I was telling him about my decision to move to the Philippines and marry Elsa. I knew it was a quick decision and had concerns. I also knew it was foolish to make a decision before I had even visited the country. But I was ready for an adventure and had no family and no longer a domestic partner, nothing to tie me down. 
Elsa cuts coconut from tree on parents' Mawab farm.
Just buy a return ticket and think of it as an adventure,” he said. “Don't think of anything as good or bad – it's all just an adventure.”
An adventure. Somehow that made me feel a little more at ease. This would be an adventure – the journey that I had always wanted to take.
I met Elsa online only ten months after my domestic partner of 27 years had left me. Initially, I signed up for the dating site because I wanted to develop some friendships and find out more about the country. But Elsa and I clicked right away. She was generous in spirit with a sweet and loving nature, thoughtful, smart, and well-spoken. I loved her smile and her laugh. Furthermore, she had taught English in University as I had; she had worked as an organizer for an NGO serving poor tenant farmers; and she had worked as a woman's organizer in the provincial government, visiting all 248 barangays (districts or wards) in the Compostela Valley, speaking to woman and gays about domestic violence, gender equality and women's and children's health issues. I was duly impressed.

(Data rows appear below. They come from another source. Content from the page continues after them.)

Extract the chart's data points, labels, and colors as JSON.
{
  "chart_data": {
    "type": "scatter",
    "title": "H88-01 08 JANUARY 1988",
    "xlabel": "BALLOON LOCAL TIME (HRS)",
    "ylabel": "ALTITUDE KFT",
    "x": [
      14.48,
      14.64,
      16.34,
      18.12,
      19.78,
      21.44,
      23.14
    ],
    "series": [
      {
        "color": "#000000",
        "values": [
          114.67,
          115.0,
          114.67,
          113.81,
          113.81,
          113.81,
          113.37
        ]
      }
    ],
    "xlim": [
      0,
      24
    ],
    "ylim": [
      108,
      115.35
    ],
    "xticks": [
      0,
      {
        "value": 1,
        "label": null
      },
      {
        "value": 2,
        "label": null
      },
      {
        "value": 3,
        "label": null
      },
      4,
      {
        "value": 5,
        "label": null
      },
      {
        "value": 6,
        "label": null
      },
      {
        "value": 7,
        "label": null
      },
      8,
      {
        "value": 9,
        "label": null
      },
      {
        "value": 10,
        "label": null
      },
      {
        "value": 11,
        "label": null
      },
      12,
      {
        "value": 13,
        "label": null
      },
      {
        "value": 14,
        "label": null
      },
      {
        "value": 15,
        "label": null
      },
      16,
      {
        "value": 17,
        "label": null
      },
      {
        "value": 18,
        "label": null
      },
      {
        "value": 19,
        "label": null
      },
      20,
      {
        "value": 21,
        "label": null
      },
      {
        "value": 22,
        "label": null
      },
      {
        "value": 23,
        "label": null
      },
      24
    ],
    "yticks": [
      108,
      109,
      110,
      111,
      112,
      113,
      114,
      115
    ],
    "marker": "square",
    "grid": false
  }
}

I think we have the same principles in life,” she told me. She was right. “Maybe God permit us to meet because we have the same principles like helping other people.”
I admired her bravery. “I am Ilongga,” she said (peoples from the Central Visayas, including Iloilo). “We are the most brave people. The most romantic.” I believed her. She once took on an entire assembly of landowners and banana plantation executives, speaking out against their plans to force local tenant farmers to vacate their land. She earned much enmity that day, but her farsightedness later won the admiration of the landowners when the low standard production of the banana plantation drove it into bankruptcy.
Many younger women on the dating site had expressed interest in meeting me (Elsa was much closer to my own age), but none appealed to me like Elsa. And my heart melted when she sang to me a cappella over Skype a beautiful rendition of “And I Love You So.” In her youth, she had won many singing competitions, sang on a local radio station and had been invited to audition as a singer at a radio station in Manila, but gave up a budding career to serve her family – a very large family by the way with six daughters, seven grandkids, six siblings and hundreds of cousins, nieces and nephews.
It was a bit overwhelming, and I had some concerns. Elsa lived on the island of Mindanao and the U.S. State Department had issued travel alerts about the area, identifying local rebel groups as security threats. I was worried about the kidnappings, the mosquitos, malaria, dengue, and the spitting cobras.
I'm friends with many muslims,” she told me. “And no malaria, dengue or spitting cobras here in Montevista.” Furthermore, she said, the rebel New People's Army only posed a threat to the Philippines' Army – not to the Philippines' people or their friends.

I was also a little wary. I was told some Filipinas regularly asked for money never intending to meet the foreigner with whom they corresponded. But Elsa never asked for money or help of any kind. She asked only that I bring myself and maybe some chocolates and grapes. And so the adventure began.